In ARCH-CONSPIRATOR, Veronica Roth puts a futuristic spin on Sophocles’ Antigone. Roth transfers the ancient Greek tragedy to the last city on Earth, which stands as the lone haven in a desolate wasteland created by humanity.
The city is ruled over by Antigone’s uncle Kreon, the High Commander, a militant man obsessed with order and maintaining the status quo. Kreon took the throne after a riot – that he instigated – killed the former High Commander, Antigone’s father Oedipus.
Antigone and her siblings are set apart from the population not because their father was deposed and replaced as High Commander, but because their parents chose to have them independently. In this future, children are created using the ichor stored in the Archive, a gene bank containing the cells from generations of the dead.
It is considered unnatural to have biological children. Those children are looked down upon as being soulless, because the soul lives in a person’s ichor and is passed down to the next generation when new life is created.
Humanity is kept in check by Kreon’s marshal rule as well as this strict pseudo-religious dedication to humanity’s future.
After taking the throne, Kreon allowed Antigone and her siblings to live in the High Commander’s residence with his family. Over the years, the four of them integrated themselves into these new lives with varying levels of success.
Antigone grew stoic and stubborn. She has since been unwillingly betrothed to Kreon’s son, Haemon.
Antigone’s twin, Polyneikes, has chafed against his uncle’s rule. He has joined a group of revolutionaries from the city who seek to overthrow Kreon.
Ismene, their sister, abides by Kreon’s rules, for the most part. She is quieter and meeker than the twins, but she does rebel in her own ways.
Their brother, Eteocles, has assimilated almost completely into the new High Commander’s regime. He has become a member of Kreon’s personal guard.

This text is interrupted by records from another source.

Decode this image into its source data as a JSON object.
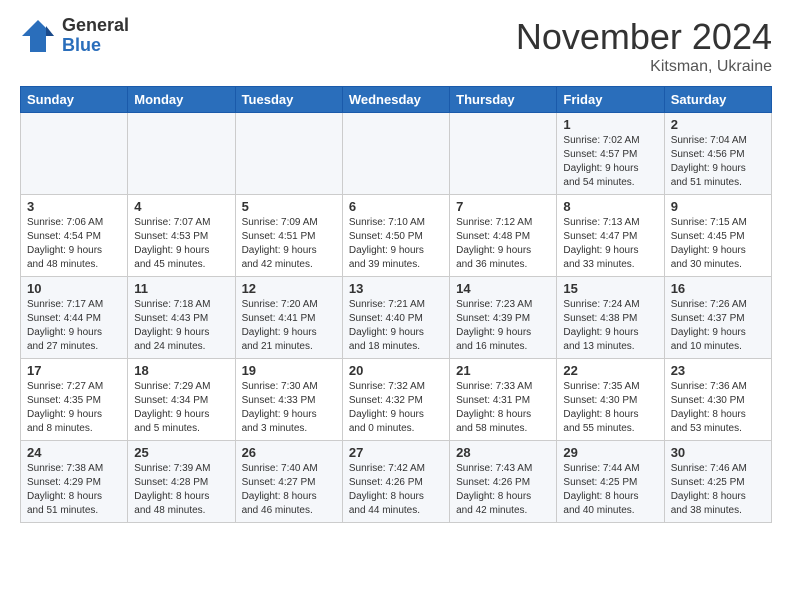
{
  "logo": {
    "general": "General",
    "blue": "Blue"
  },
  "header": {
    "month": "November 2024",
    "location": "Kitsman, Ukraine"
  },
  "weekdays": [
    "Sunday",
    "Monday",
    "Tuesday",
    "Wednesday",
    "Thursday",
    "Friday",
    "Saturday"
  ],
  "weeks": [
    [
      {
        "day": "",
        "info": ""
      },
      {
        "day": "",
        "info": ""
      },
      {
        "day": "",
        "info": ""
      },
      {
        "day": "",
        "info": ""
      },
      {
        "day": "",
        "info": ""
      },
      {
        "day": "1",
        "info": "Sunrise: 7:02 AM\nSunset: 4:57 PM\nDaylight: 9 hours\nand 54 minutes."
      },
      {
        "day": "2",
        "info": "Sunrise: 7:04 AM\nSunset: 4:56 PM\nDaylight: 9 hours\nand 51 minutes."
      }
    ],
    [
      {
        "day": "3",
        "info": "Sunrise: 7:06 AM\nSunset: 4:54 PM\nDaylight: 9 hours\nand 48 minutes."
      },
      {
        "day": "4",
        "info": "Sunrise: 7:07 AM\nSunset: 4:53 PM\nDaylight: 9 hours\nand 45 minutes."
      },
      {
        "day": "5",
        "info": "Sunrise: 7:09 AM\nSunset: 4:51 PM\nDaylight: 9 hours\nand 42 minutes."
      },
      {
        "day": "6",
        "info": "Sunrise: 7:10 AM\nSunset: 4:50 PM\nDaylight: 9 hours\nand 39 minutes."
      },
      {
        "day": "7",
        "info": "Sunrise: 7:12 AM\nSunset: 4:48 PM\nDaylight: 9 hours\nand 36 minutes."
      },
      {
        "day": "8",
        "info": "Sunrise: 7:13 AM\nSunset: 4:47 PM\nDaylight: 9 hours\nand 33 minutes."
      },
      {
        "day": "9",
        "info": "Sunrise: 7:15 AM\nSunset: 4:45 PM\nDaylight: 9 hours\nand 30 minutes."
      }
    ],
    [
      {
        "day": "10",
        "info": "Sunrise: 7:17 AM\nSunset: 4:44 PM\nDaylight: 9 hours\nand 27 minutes."
      },
      {
        "day": "11",
        "info": "Sunrise: 7:18 AM\nSunset: 4:43 PM\nDaylight: 9 hours\nand 24 minutes."
      },
      {
        "day": "12",
        "info": "Sunrise: 7:20 AM\nSunset: 4:41 PM\nDaylight: 9 hours\nand 21 minutes."
      },
      {
        "day": "13",
        "info": "Sunrise: 7:21 AM\nSunset: 4:40 PM\nDaylight: 9 hours\nand 18 minutes."
      },
      {
        "day": "14",
        "info": "Sunrise: 7:23 AM\nSunset: 4:39 PM\nDaylight: 9 hours\nand 16 minutes."
      },
      {
        "day": "15",
        "info": "Sunrise: 7:24 AM\nSunset: 4:38 PM\nDaylight: 9 hours\nand 13 minutes."
      },
      {
        "day": "16",
        "info": "Sunrise: 7:26 AM\nSunset: 4:37 PM\nDaylight: 9 hours\nand 10 minutes."
      }
    ],
    [
      {
        "day": "17",
        "info": "Sunrise: 7:27 AM\nSunset: 4:35 PM\nDaylight: 9 hours\nand 8 minutes."
      },
      {
        "day": "18",
        "info": "Sunrise: 7:29 AM\nSunset: 4:34 PM\nDaylight: 9 hours\nand 5 minutes."
      },
      {
        "day": "19",
        "info": "Sunrise: 7:30 AM\nSunset: 4:33 PM\nDaylight: 9 hours\nand 3 minutes."
      },
      {
        "day": "20",
        "info": "Sunrise: 7:32 AM\nSunset: 4:32 PM\nDaylight: 9 hours\nand 0 minutes."
      },
      {
        "day": "21",
        "info": "Sunrise: 7:33 AM\nSunset: 4:31 PM\nDaylight: 8 hours\nand 58 minutes."
      },
      {
        "day": "22",
        "info": "Sunrise: 7:35 AM\nSunset: 4:30 PM\nDaylight: 8 hours\nand 55 minutes."
      },
      {
        "day": "23",
        "info": "Sunrise: 7:36 AM\nSunset: 4:30 PM\nDaylight: 8 hours\nand 53 minutes."
      }
    ],
    [
      {
        "day": "24",
        "info": "Sunrise: 7:38 AM\nSunset: 4:29 PM\nDaylight: 8 hours\nand 51 minutes."
      },
      {
        "day": "25",
        "info": "Sunrise: 7:39 AM\nSunset: 4:28 PM\nDaylight: 8 hours\nand 48 minutes."
      },
      {
        "day": "26",
        "info": "Sunrise: 7:40 AM\nSunset: 4:27 PM\nDaylight: 8 hours\nand 46 minutes."
      },
      {
        "day": "27",
        "info": "Sunrise: 7:42 AM\nSunset: 4:26 PM\nDaylight: 8 hours\nand 44 minutes."
      },
      {
        "day": "28",
        "info": "Sunrise: 7:43 AM\nSunset: 4:26 PM\nDaylight: 8 hours\nand 42 minutes."
      },
      {
        "day": "29",
        "info": "Sunrise: 7:44 AM\nSunset: 4:25 PM\nDaylight: 8 hours\nand 40 minutes."
      },
      {
        "day": "30",
        "info": "Sunrise: 7:46 AM\nSunset: 4:25 PM\nDaylight: 8 hours\nand 38 minutes."
      }
    ]
  ]
}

As the book opens, Antigone joins Polyneikes at a café in the city. Her brother alludes to dangerous plans he has for that evening. He ends their conversation by giving Antigone and Extractor – the metal instrument used to harvest ichor from the dead. Polyneikes makes Antigone promise that she will use it on him if things go badly.
Late that night, Antigone and Ismene hear a fight taking place in the courtyard of the High Commander’s residence. When they arrive at the scene, they find Polyneikes and Eteocles, who have shot and killed one another. One brother on his way to kill Kreon and the other protecting him.
Kreon labels Polyneikes a traitor and decrees that his body is not to be touched – or Extracted for the Archive – as a warning against insurrection. To honor her brother’s wishes, Antigone has twenty-four hours from his death to get to him and use the stolen Extractor.
Veronica Roth’s novella is a quick but intense read. She narrates chapters from many of her key characters, allowing readers a glimpse at the inner turmoil faced by each of them. Alongside this story of revenge and familial love, ARCH-CONSPIRATOR also offers a variety of perspectives on life at the end of the world.